Why are these the only 2 medical calls that can be canceled on? For intance, we have a protocol where we can cancel on Pts with preexisting SVT that converts with one dose of adenosine.

This issue of refusing transport is of course very divisive issue, particularly with the various levels of education that EMS practitioners have. In the major metro centre in Alberta where I work primary care physicians are becoming very hard to come by, and many people call 911 for problems that are not strictly emergent in nature and may not require a visit to the hospital. We in effect become the first point of contact for many people and have, in effect replaced doctors that used to do house calls in a bygone era. As has been stated before, we are woefully underequiped to act in the capacity of primary care physicians. That said, we cannot continue to take every pt who calls to an emergency dept just because they think its an emergency. There is chronic overcrowding in hospital waiting rooms and we have to come to terms with this.
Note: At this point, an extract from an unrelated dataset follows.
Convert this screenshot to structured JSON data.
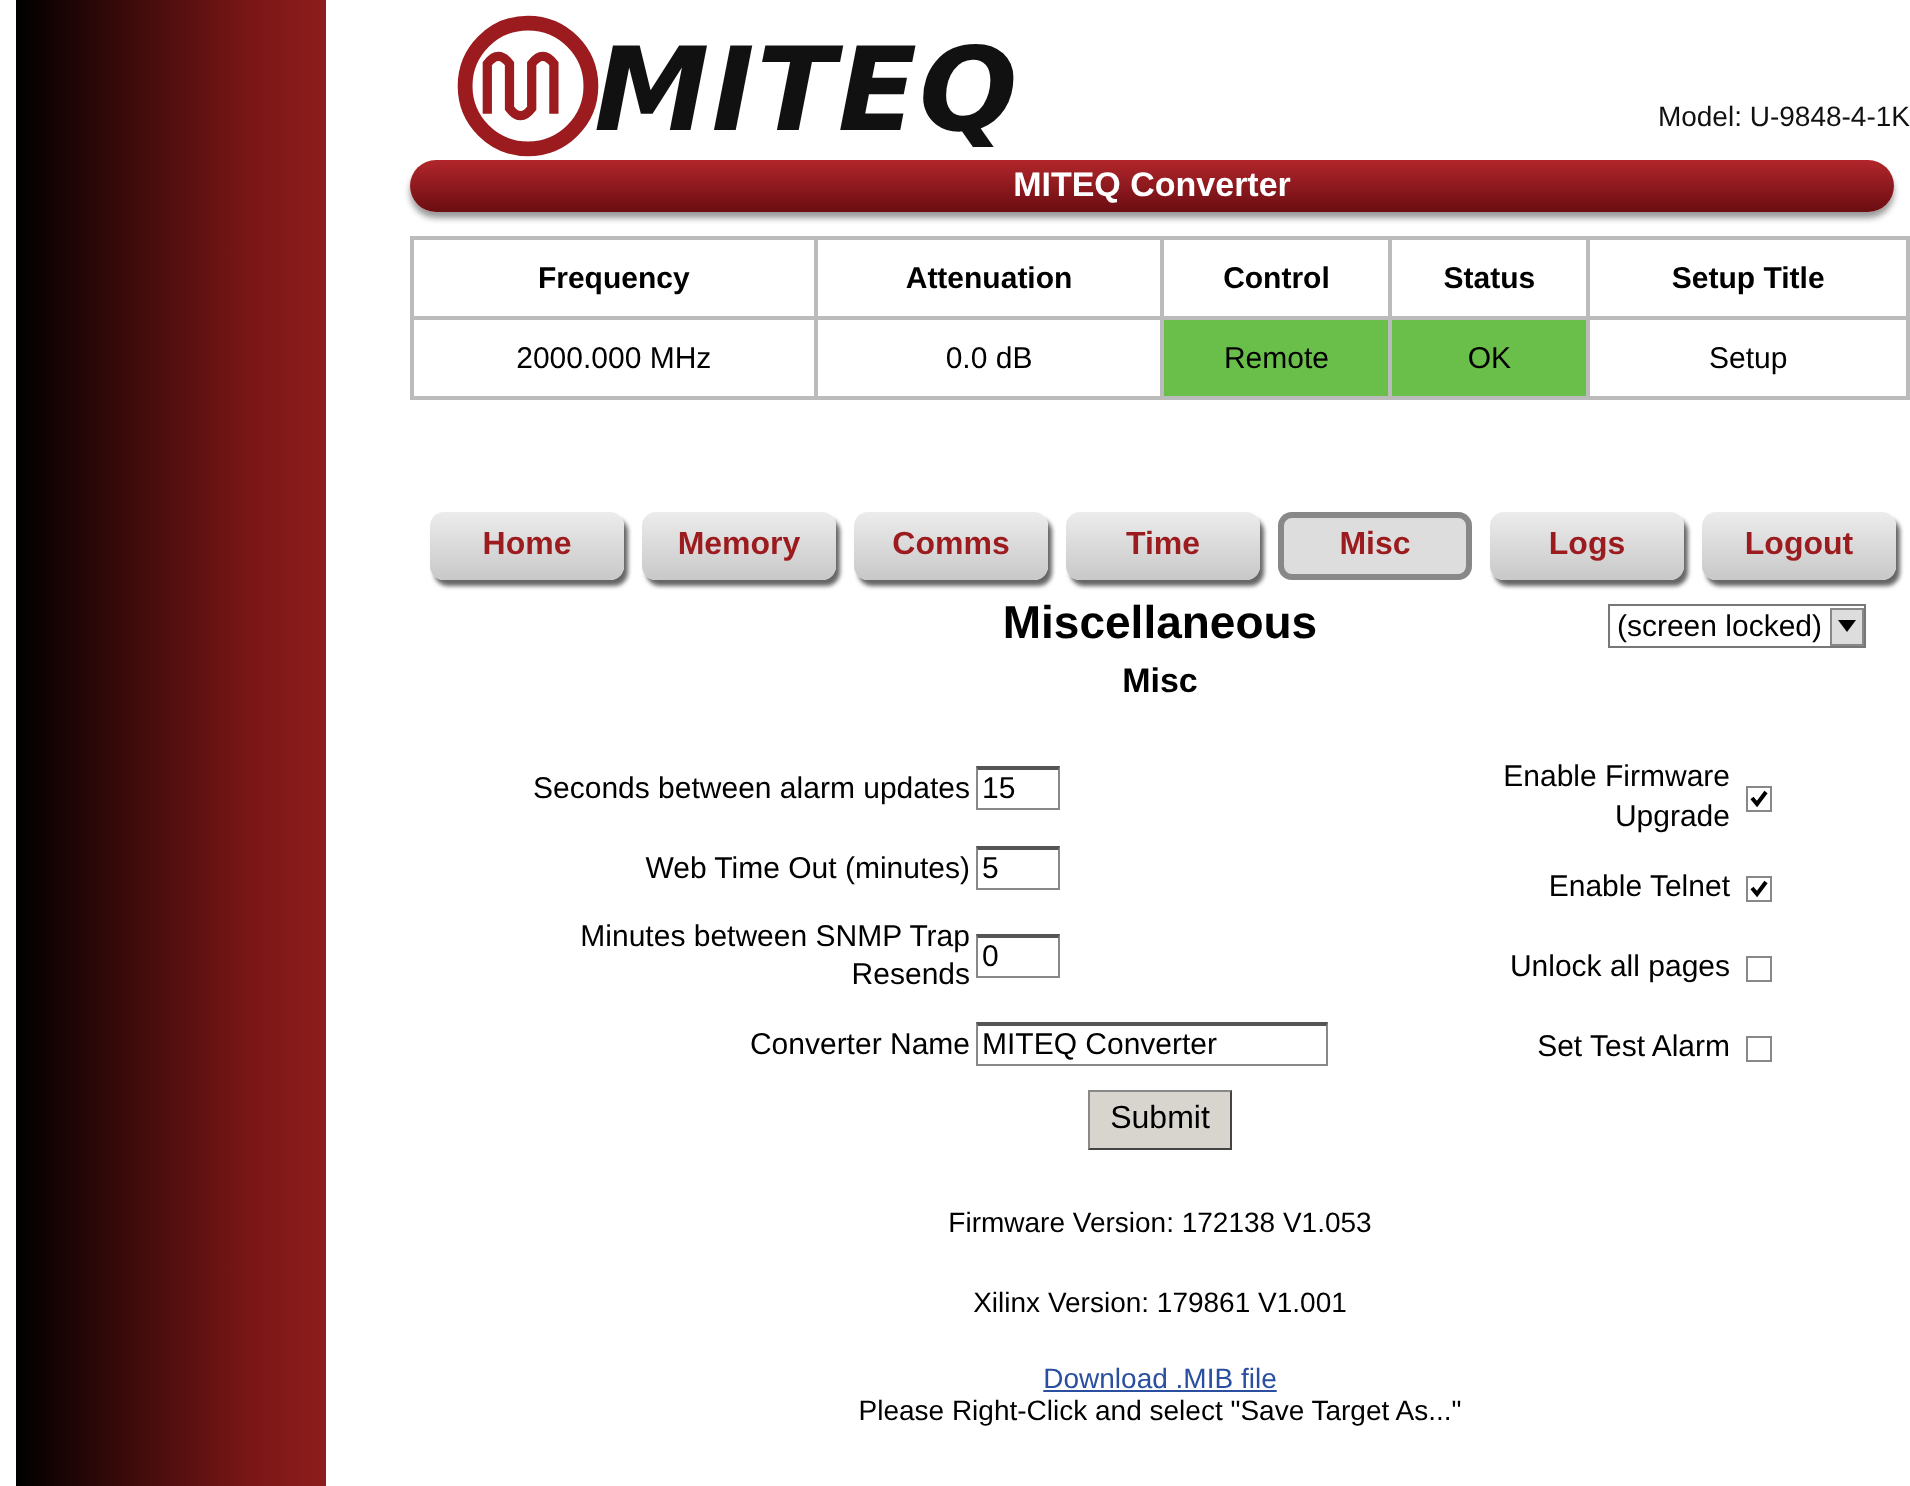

I think that the prehospital situation is somewhat different in Canada than the USA for a number of reasons. For one we don`t seem to have the fear of litigation that is a common theme through this thread, I honestly can think of very few instances where legal action has been taken against EMS for non-transport. That said, I have no statistics to back up that claim, its simply my opinion. Secondly, we have a more uniform standard of training across the country, particularly now in Alberta, where there are a new set of provinical-wide protocols coming into effect, giving us a clearly defined standard of practice.
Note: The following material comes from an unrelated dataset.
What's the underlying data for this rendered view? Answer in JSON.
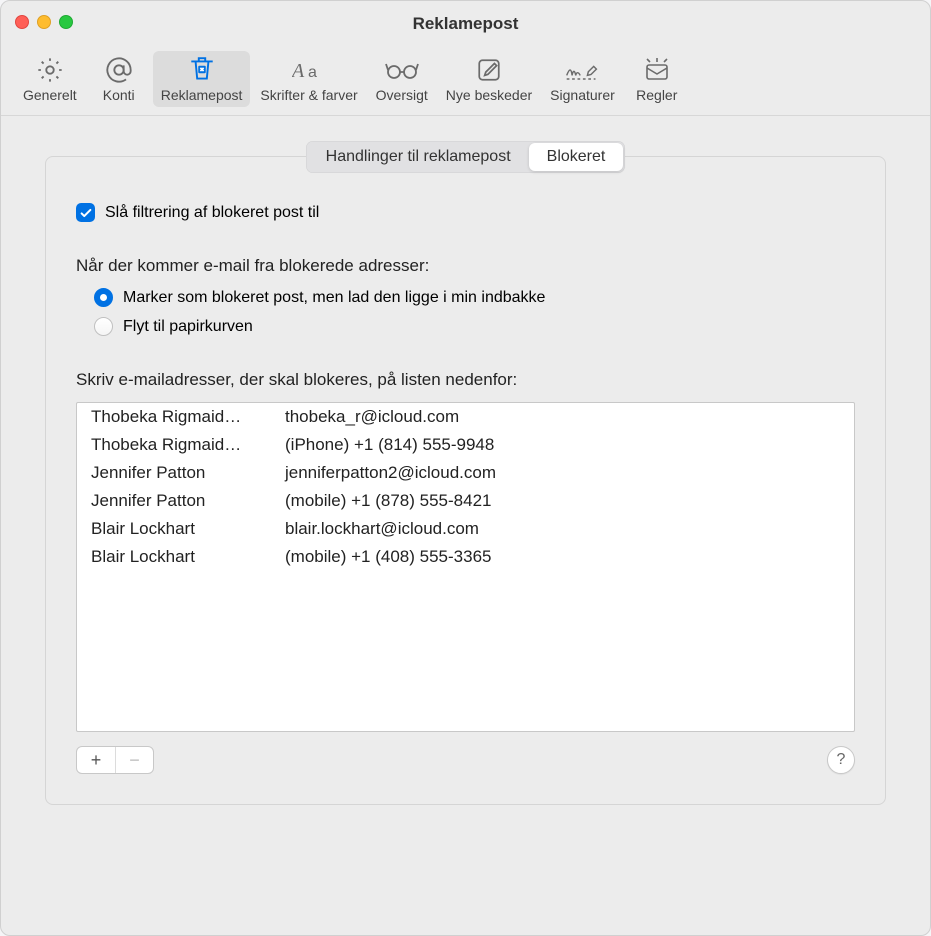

Personally, I think that a shift is needed in the curiculum in paramedic education towards community health care. The you call, we haul mentality is outdated. There are other options to hospital tranport, such as transporting to 24hr medical clinics, referring pts who are prone to falls to transitional social agencies, transporting homeless pts to shelters, etc. Now of course, not tranporting to the hospital opens us to libability and risk, but I think that in conjunction with proper medical oversight we can be better advocates for our pts that don`t actually require transport to an ER.